Teletrabalho muda a geografia urbana




Sheila Sacks, colunista - CooJornal







Em recente artigo na revista The Atlantic Magazine, Derek Thompson, redator que escreve regulamente sobre economia, tecnologia e mídia, definiu o ano de 2020 como um ano de crise na saúde pela Covid-19 e também um ano revolucionário pela expansão global do teletrabalho.

A regra comum era viver nas cidades ou regiões próximas ao trabalho e a ligação entre a casa e o local do trabalho formava uma das bases da economia urbana. Thompson lembra que até há pouco tempo a internet não era sinônimo de trabalho remoto, figurando como uma ferramenta social ou coadjuvante nos escritórios.

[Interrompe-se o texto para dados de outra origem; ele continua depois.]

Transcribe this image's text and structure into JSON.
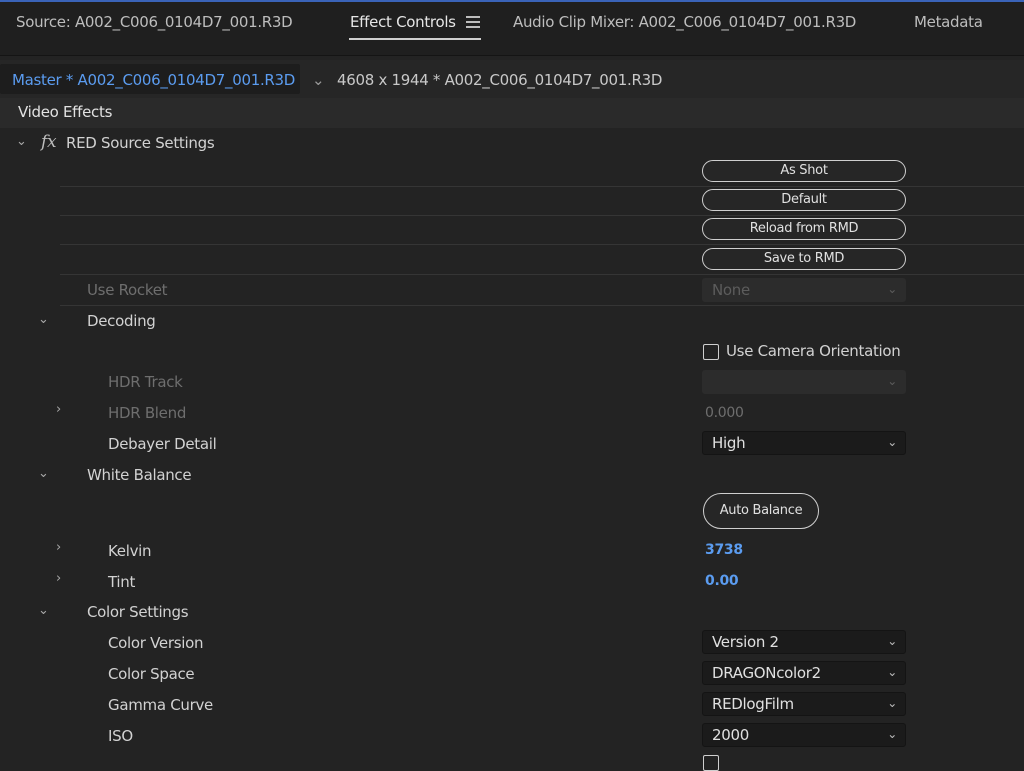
{
  "tabs": [
    {
      "label": "Source: A002_C006_0104D7_001.R3D"
    },
    {
      "label": "Effect Controls",
      "active": true
    },
    {
      "label": "Audio Clip Mixer: A002_C006_0104D7_001.R3D"
    },
    {
      "label": "Metadata"
    }
  ],
  "menu_icon": "hamburger-menu-icon",
  "clip_bar": {
    "master": "Master * A002_C006_0104D7_001.R3D",
    "sequence": "4608 x 1944 * A002_C006_0104D7_001.R3D"
  },
  "section_title": "Video Effects",
  "effect": {
    "fx_symbol": "fx",
    "name": "RED Source Settings",
    "buttons": [
      "As Shot",
      "Default",
      "Reload from RMD",
      "Save to RMD"
    ],
    "use_rocket": {
      "label": "Use Rocket",
      "value": "None"
    },
    "decoding": {
      "label": "Decoding",
      "use_camera_orientation": {
        "label": "Use Camera Orientation",
        "checked": false
      },
      "hdr_track": {
        "label": "HDR Track",
        "value": ""
      },
      "hdr_blend": {
        "label": "HDR Blend",
        "value": "0.000"
      },
      "debayer_detail": {
        "label": "Debayer Detail",
        "value": "High"
      }
    },
    "white_balance": {
      "label": "White Balance",
      "auto_balance": "Auto Balance",
      "kelvin": {
        "label": "Kelvin",
        "value": "3738"
      },
      "tint": {
        "label": "Tint",
        "value": "0.00"
      }
    },
    "color_settings": {
      "label": "Color Settings",
      "color_version": {
        "label": "Color Version",
        "value": "Version 2"
      },
      "color_space": {
        "label": "Color Space",
        "value": "DRAGONcolor2"
      },
      "gamma_curve": {
        "label": "Gamma Curve",
        "value": "REDlogFilm"
      },
      "iso": {
        "label": "ISO",
        "value": "2000"
      }
    }
  },
  "colors": {
    "accent_blue": "#5b9cf0",
    "panel_bg": "#232323",
    "text": "#cfcfcf"
  }
}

No mundo pandêmico, o teletrabalho mudou de status e já vem alterando a geografia urbana, esvaziando as regiões centrais das grandes cidades e produzindo mudanças que se assemelham a uma nova revolução industrial. Imaginando que apenas 10% dos americanos continuem exercendo regularmente suas funções através do teletrabalho, argumenta Thompson, categorias como a dos trabalhadores de hotéis (e também de bares, restaurantes e negócios de lazer) serão bastante afetadas. O teletrabalho tem se mostrado um divisor de águas, afirma, com implicações para o futuro da economia, o quadro de oportunidades e o destino das inovações.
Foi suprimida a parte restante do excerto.